Transported to idyllic world
An excited audience packed the King's and Queen's Performing Arts Centre on Saturday evening to hear an exceptionally polished performance by the Dunedin Symphony Orchestra under the inspirational conductor Benjamin Bayl with guest oboist Robert Orr.
Three works from the Western classical repertoire transported the audience to an idyllic world of stability, exuberance and wealth as portrayed by three prodigious composers of the 18th and 19th centuries.
The highlight of the event was the Mozart Oboe Concerto given a stunningly beautiful performance by Robert Orr. Orr's exceptional breath control over long lyric phrases held true over increasingly technically demanding solo obligatii. Orr richly deserved the prolonged applause.
The reduced orchestration of Handel's Music for the Royal Fireworks (1749) befits the concert chamber. Composed for extraordinarily large forces as incidental music in the days before loudspeakers were a thing, it invites its audience to celebrate peace by right, royally dancing the night away despite the fizzled fireworks display. Its catchy rhythms, rousing grandeur and the strength of the DSO's wind section created a successful performance.
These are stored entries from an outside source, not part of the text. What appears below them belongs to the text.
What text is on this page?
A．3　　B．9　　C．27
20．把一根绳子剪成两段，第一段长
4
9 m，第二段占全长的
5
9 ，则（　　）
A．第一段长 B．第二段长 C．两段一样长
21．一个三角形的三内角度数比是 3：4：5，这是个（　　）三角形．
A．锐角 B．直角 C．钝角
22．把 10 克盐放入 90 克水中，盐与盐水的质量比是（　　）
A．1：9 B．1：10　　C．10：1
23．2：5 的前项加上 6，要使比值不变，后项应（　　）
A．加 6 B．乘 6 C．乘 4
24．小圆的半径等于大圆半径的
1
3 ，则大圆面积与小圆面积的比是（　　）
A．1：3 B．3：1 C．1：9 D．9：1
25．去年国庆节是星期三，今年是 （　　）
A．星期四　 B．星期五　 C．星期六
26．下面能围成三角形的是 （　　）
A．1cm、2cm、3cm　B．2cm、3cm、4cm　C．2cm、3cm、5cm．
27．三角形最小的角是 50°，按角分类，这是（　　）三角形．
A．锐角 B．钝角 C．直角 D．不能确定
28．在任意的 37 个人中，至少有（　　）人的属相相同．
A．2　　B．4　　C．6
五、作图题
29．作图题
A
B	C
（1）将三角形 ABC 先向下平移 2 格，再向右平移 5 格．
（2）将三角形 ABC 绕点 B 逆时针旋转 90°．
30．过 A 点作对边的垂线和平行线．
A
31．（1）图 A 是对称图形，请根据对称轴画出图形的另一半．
Schubert's 4th Symphony, ''The Tragic'', has a Bryon-esque opening. It wallows in poetic gloom before the following movements emerge grandly frenetic. Reprieve comes in the briefly sweeping menuetto. Schubert is better remembered for his chamber works. The Tragic is built on standard classic composition techniques in which a small amount of thematic material is, to put it simply, echoed down and up the melodic scale through the various timbres of instrumental groups before upping the tempo with inverted thematic material. All credit to all sections of the Dunedin Symphony Orchestra and to the conductor for keeping the delivery crisp, energetic and tight while testing stamina.
The whole event was a sublime escape, leaving the audience feeling all the richer for the experience.